Galangal is very similar to ginger – both are roots with pungent flavours, although galangal is generally spicier and much harder in texture than ginger. Ginger also features a brown, papery coating while galangal has a shiny yellow skin. While both are very popular in Thai, Malaysian and Indonesian recipes, ginger is generally more popular in Europe and the United States. For this reason, galangal may be hard to find in some grocery stores, which means a substitution may be needed. Cooks can substitute fresh galangal for dried or frozen versions, or mix ginger with some spices to replicate the flavor.
Fresh galangal root can be very difficult to find in most North American grocery stores. Cooks determined to use this spice in their foods may have luck looking for it in the Indian cuisine section. Some stores sell it in dried flakes or powder. In general, the flavors of the dried root are much stronger than the fresh versions. Only one teaspoon of powdered galangal substitute is needed to replace about 1 inch (about 2 cm) of the fresh root. When using dried flakes, cooks should generally grind it up with a mortar and pestle or an electric coffee grinder. It is very hard and does not usually break down well in liquids.

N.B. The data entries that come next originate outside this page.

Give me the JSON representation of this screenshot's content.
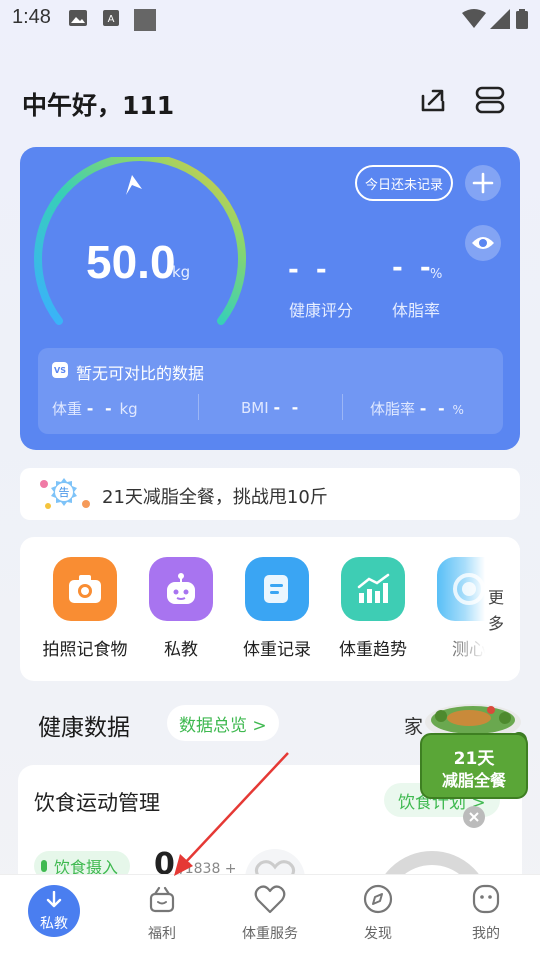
{
  "status_bar": {
    "time": "1:48"
  },
  "header": {
    "greeting": "中午好，111"
  },
  "weight_card": {
    "weight_value": "50.0",
    "weight_unit": "kg",
    "today_record_label": "今日还未记录",
    "health_score_value": "- -",
    "health_score_label": "健康评分",
    "body_fat_value": "- -",
    "body_fat_unit": "%",
    "body_fat_label": "体脂率",
    "compare": {
      "badge": "VS",
      "title": "暂无可对比的数据",
      "weight_label": "体重",
      "weight_value": "- -",
      "weight_unit": "kg",
      "bmi_label": "BMI",
      "bmi_value": "- -",
      "fat_label": "体脂率",
      "fat_value": "- -",
      "fat_unit": "%"
    }
  },
  "banner": {
    "badge": "告",
    "text": "21天减脂全餐，挑战甩10斤"
  },
  "tools": {
    "items": [
      {
        "label": "拍照记食物",
        "icon": "camera-icon",
        "color": "#f98d33"
      },
      {
        "label": "私教",
        "icon": "robot-icon",
        "color": "#a874f0"
      },
      {
        "label": "体重记录",
        "icon": "record-icon",
        "color": "#3aa5f3"
      },
      {
        "label": "体重趋势",
        "icon": "trend-chart-icon",
        "color": "#3ecdb4"
      },
      {
        "label": "测心",
        "icon": "measure-icon",
        "color": "#3fb5f5"
      }
    ],
    "more_label": "更多"
  },
  "health": {
    "title": "健康数据",
    "overview_label": "数据总览 >",
    "home_label": "家"
  },
  "diet": {
    "title": "饮食运动管理",
    "plan_label": "饮食计划 >",
    "intake_label": "饮食摄入",
    "intake_value": "0",
    "intake_sub": "/1838 +"
  },
  "promo": {
    "line1": "21天",
    "line2": "减脂全餐"
  },
  "bottom_nav": {
    "items": [
      {
        "label": "私教",
        "icon": "download-arrow-icon"
      },
      {
        "label": "福利",
        "icon": "gift-icon"
      },
      {
        "label": "体重服务",
        "icon": "heart-icon"
      },
      {
        "label": "发现",
        "icon": "compass-icon"
      },
      {
        "label": "我的",
        "icon": "profile-icon"
      }
    ]
  },
  "colors": {
    "primary": "#5a86f1",
    "green": "#3fb950",
    "nav_active": "#4a7ef0"
  }
}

Though some cooks strongly advise against it, ginger is often recommended as the best galangal substitute. The ratio for substitution is usually 1:1, which means cooks don’t have to do any special measurements for their recipes. Some cooks may even want to use ginger as a galangal substitute without searching for this hard-to-find root. Ginger is usually cheaper than its rare cousin, and some people don’t like the peppery undertones of galangal.
Cooks preparing a traditional Indonesian or Malaysian recipe may run into difficulties because ginger and galanga may both be called for in the recipe. In these cases, the cook has several options. He or she may simply decide to use the requested ginger and leave out the galangal altogether. Others may prefer to double the amount of ginger in the recipe to make up for the lack of galangal. Another option is to make your own galangal substitute blend with ginger and a few other spices.
Cinnamon, mace, black pepper and ginger – mixed in the right proportions – could become the perfect galangal substitute. Cooks should generally experiment with different ratios to see which flavors they like best. Some might use all four herbs, while others might prefer the ginger and cinnamon flavors.